ML and ISO 26262 – What to do?

Machine learning enables many novel applications, and we want to use it also in safety-critical contexts. However, the safety standards such as ISO 26262 are based on best practices for development in the 90s, long before the deep learning era. We interviewed two experts on functional safety to get their views on the way forward.

This short paper is the first peer-reviewed paper that got published from the SMILE project. It’s also the first paper by the PhD student Jens Henriksson – many more to come I believe. In SMILE, we’ve had regular workshops to discuss issues with machine learning in the ISO 26262 context. At one of these workshops, we decided to conduct some interviews to capture thoughts by two experts in the field.

Standing on the shoulders of Salay et al.

Just like many others, we are interested in knowing what parts of standards for development of safety-critical systems contradict the nature of machine learning. By properly understanding this, we could work from two directions to realize safe systems with machine learning features – we could develop learning behavior in a way to meet standards, and we could adapt standards to meet the nature of machine learning.

Our favorite study that does this is Salay et al. (2017), in which they analyzed ISO 26262 from a machine learning perspective, especially 34 methods that apply on the software unit level. They concluded that seven methods need to be adapted, see the first two columns below.

Seven methods in ISO 26262-6 that needs to be adapted according to Salay et al. (2017). The final column shows the recommended adaptations based on our interviews.

In our preliminary study, we interviewed two experts on functional safety in the automotive domain, and asked them to comments on the findings from Salay et al. (2017). To limit the scope of the study, we focused on the 27 methods that are highly recommended for ASIL D.

The two experts reported that most of these methods, such as “initialization of variables”, exist to increase the interpretability of the software unit – and that would for sure also apply to units that include machine learning. Similarly, methods like “fault injection test” and “resource usage test” are highly recommended and already applicable for machine learning. Regarding the seven methods that Salay et al. (2017) believe needs adaptations, the two interviewees recommended the following:

1) Requirements are needed on the training and architecture design phase of machine learning. For example, a neural network is trained to create a mapping from an input to an output, but the corresponding requirements are not needed on a neuron level – instead we need requirements on the network architecture and the approach to training.

2) Machine learning models are often sensitive to new input data. Understanding how sensitive they are to disturbances is critical, for example, altering the input vector slightly should not result in a large step response (although this is common). Thus, fault injection testing is important for machine learning.

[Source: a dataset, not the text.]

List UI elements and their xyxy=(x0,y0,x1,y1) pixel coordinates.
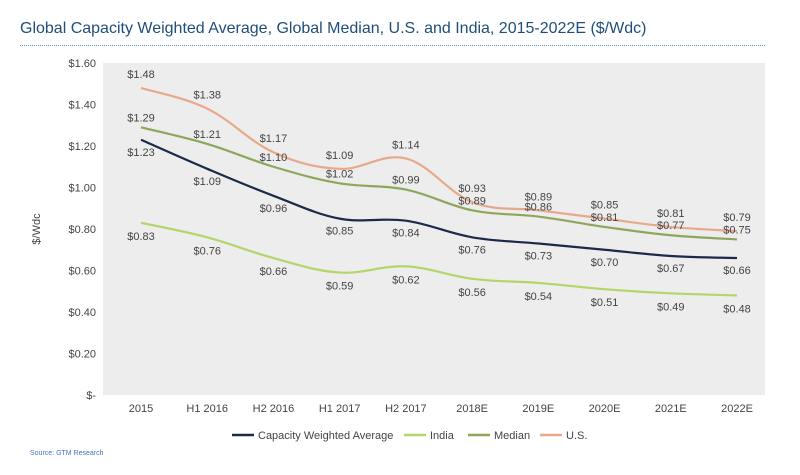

3) Test cases need to be carefully designed to verify the right things (including model sensitivity) and to ensure that functional expectations are met. Naïvely relying on random input is not sufficient to detect machine learning corner cases, as we know from ongoing research on adversarial attacks.

We intend to conduct interviews with additional domain experts in the fall.

Implications for Research

  • Corroborates findings by Salay et al. (2017)
  • Paves the way for additional empirical studies on machine learning safety and ISO 26262.

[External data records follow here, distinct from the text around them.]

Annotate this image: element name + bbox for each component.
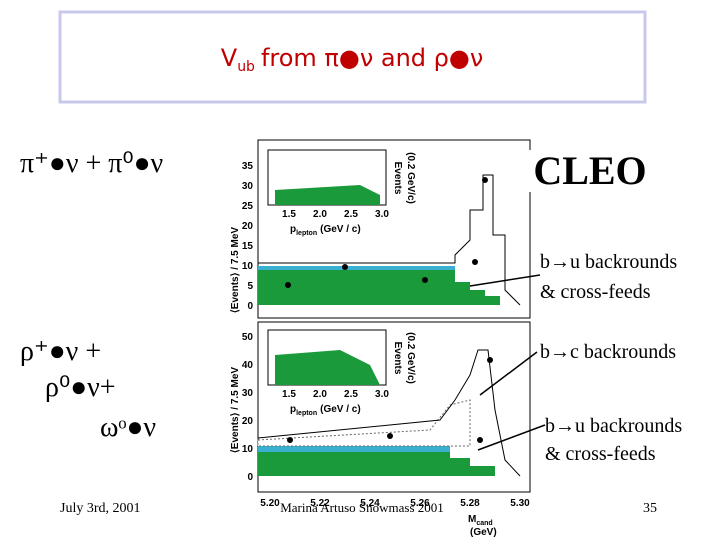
y-axis-label-bottom: ⟨Events⟩ / 7.5 MeV bbox=[230, 367, 241, 454]
arrow-bu2 bbox=[477, 424, 546, 451]
inset-x-tick-label: 1.5 bbox=[282, 209, 296, 220]
inset-x-tick-label: 3.0 bbox=[375, 209, 389, 220]
top-panel bbox=[257, 139, 531, 319]
top-y-tick-label: 10 bbox=[242, 261, 254, 272]
bottom-y-tick-label: 0 bbox=[247, 472, 253, 483]
x-tick-label: 5.20 bbox=[260, 498, 280, 509]
x-axis-label: Mcand (GeV) bbox=[468, 514, 497, 538]
bottom-panel bbox=[257, 321, 531, 493]
bc-label: b→c backrounds bbox=[540, 341, 676, 363]
inset-y-unit-2: (0.2 GeV/c) bbox=[405, 332, 416, 384]
bu1-line1: b→u backrounds bbox=[540, 251, 677, 273]
top-y-tick-label: 25 bbox=[242, 201, 254, 212]
arrow-bc bbox=[479, 351, 538, 396]
x-tick-label: 5.28 bbox=[460, 498, 480, 509]
bottom-y-tick-label: 50 bbox=[242, 332, 254, 343]
bu2-line2: & cross-feeds bbox=[545, 443, 656, 465]
bottom-y-tick-label: 30 bbox=[242, 388, 254, 399]
inset-x-tick-label: 2.0 bbox=[313, 389, 327, 400]
inset-x-main: p bbox=[290, 224, 296, 235]
top-y-tick-label: 15 bbox=[242, 241, 254, 252]
top-y-tick-label: 35 bbox=[242, 161, 254, 172]
inset-x-label: plepton (GeV / c) bbox=[290, 224, 361, 237]
x-label-sub: cand bbox=[476, 520, 492, 527]
bu1-line2: & cross-feeds bbox=[540, 281, 651, 303]
inset-y-unit: (0.2 GeV/c) bbox=[405, 152, 416, 204]
inset-x-tick-label: 2.0 bbox=[313, 209, 327, 220]
x-label-main: M bbox=[468, 514, 476, 525]
title-rest: from π●ν and ρ●ν bbox=[261, 44, 483, 72]
arrows bbox=[469, 274, 546, 451]
top-y-tick-label: 5 bbox=[247, 281, 253, 292]
experiment: CLEO bbox=[533, 148, 646, 193]
inset-x-unit: (GeV / c) bbox=[320, 224, 361, 235]
title-sub: ub bbox=[237, 59, 255, 75]
inset-y-label: Events bbox=[392, 162, 403, 195]
footer-page: 35 bbox=[643, 501, 657, 516]
plot bbox=[257, 139, 531, 493]
arrow-bu1 bbox=[469, 274, 541, 287]
label-rho2: ρ⁰●ν+ bbox=[45, 372, 116, 403]
bottom-y-tick-label: 20 bbox=[242, 416, 254, 427]
slide-title: Vub from π●ν and ρ●ν bbox=[221, 44, 483, 75]
x-tick-label: 5.26 bbox=[410, 498, 430, 509]
top-y-tick-label: 0 bbox=[247, 301, 253, 312]
x-tick-label: 5.30 bbox=[510, 498, 530, 509]
bottom-y-tick-label: 40 bbox=[242, 360, 254, 371]
inset-x-main-2: p bbox=[290, 404, 296, 415]
inset-x-tick-label: 2.5 bbox=[344, 209, 358, 220]
x-tick-label: 5.22 bbox=[310, 498, 330, 509]
inset-x-unit-2: (GeV / c) bbox=[320, 404, 361, 415]
x-label-unit: (GeV) bbox=[470, 527, 497, 538]
right-labels: b→u backrounds & cross-feeds b→c backrou… bbox=[540, 251, 682, 465]
footer-author: Marina Artuso Snowmass 2001 bbox=[280, 500, 444, 515]
inset-x-tick-label: 1.5 bbox=[282, 389, 296, 400]
label-pi: π⁺●ν + π⁰●ν bbox=[20, 148, 163, 179]
title-box bbox=[58, 10, 647, 104]
inset-x-tick-label: 3.0 bbox=[375, 389, 389, 400]
bu2-line1: b→u backrounds bbox=[545, 415, 682, 437]
top-y-tick-label: 20 bbox=[242, 221, 254, 232]
inset-x-label-2: plepton (GeV / c) bbox=[290, 404, 361, 417]
inset-y-label-2: Events bbox=[392, 342, 403, 375]
cleo-box bbox=[525, 150, 655, 192]
inset-x-sub: lepton bbox=[296, 230, 317, 237]
inset-labels: Events (0.2 GeV/c) plepton (GeV / c) Even… bbox=[290, 152, 416, 417]
bottom-y-tick-label: 10 bbox=[242, 444, 254, 455]
label-rho1: ρ⁺●ν + bbox=[20, 336, 101, 367]
title-main: V bbox=[221, 44, 238, 72]
top-y-tick-label: 30 bbox=[242, 181, 254, 192]
x-tick-label: 5.24 bbox=[360, 498, 380, 509]
y-axis-label: ⟨Events⟩ / 7.5 MeV bbox=[230, 227, 241, 314]
label-omega: ωᵒ●ν bbox=[100, 412, 156, 443]
inset-x-tick-label: 2.5 bbox=[344, 389, 358, 400]
inset-x-sub-2: lepton bbox=[296, 410, 317, 417]
footer-date: July 3rd, 2001 bbox=[60, 501, 141, 516]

Implications for ML Practitioners

  • Specify requirements on the network architecture and how training should be done
  • Use fault injection to test model sensitivity
  • Expect novel approaches to test case generation, random data is not sufficient.
Jens Henriksson, Markus Borg, Cristofer Englund. Automotive Safety and Machine Learning: Initial Results from a Study on How to Adapt the ISO 26262 Safety Standard, In Proc. of the 1st Software Engineering for AI in Autonomous Systems, 2018. (link, preprint)

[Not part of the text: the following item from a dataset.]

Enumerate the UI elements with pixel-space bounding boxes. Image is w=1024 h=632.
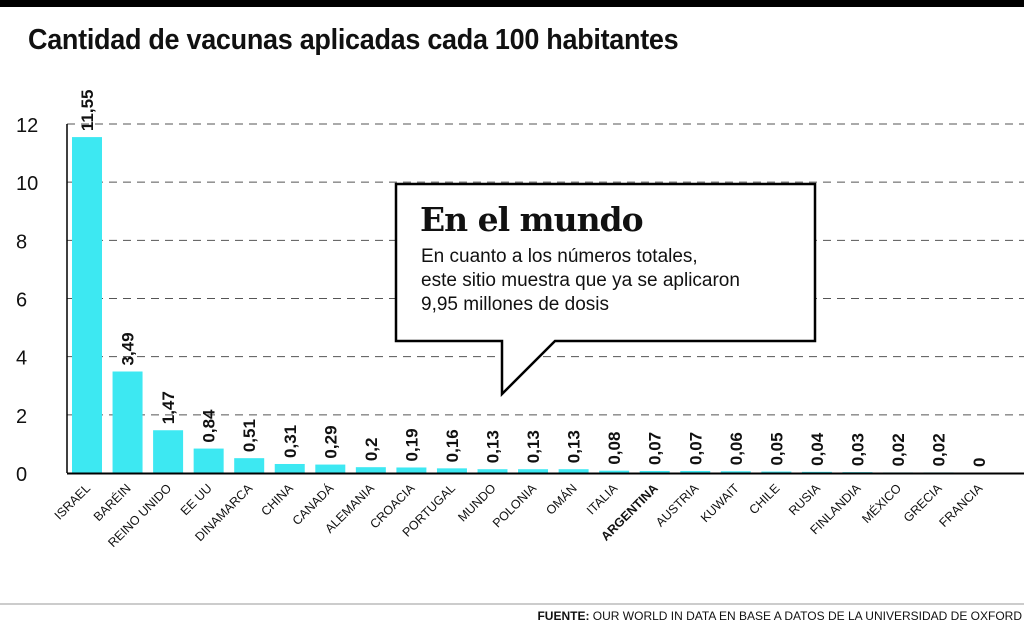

Machine learning (ML) applications generate a continuous stream of success stories from various domains. ML enables many novel applications, also in safety-critical contexts. However, the functional safety standards such as ISO 26262 did not evolve to cover ML. We conduct an exploratory study on which parts of ISO 26262 represent the most critical gaps between safety engineering and ML development. While this paper only reports the first steps toward a larger research endeavor, we report three adaptations that are critically needed to allow ISO 26262 compliant engineering, and related suggestions on how to evolve the standard.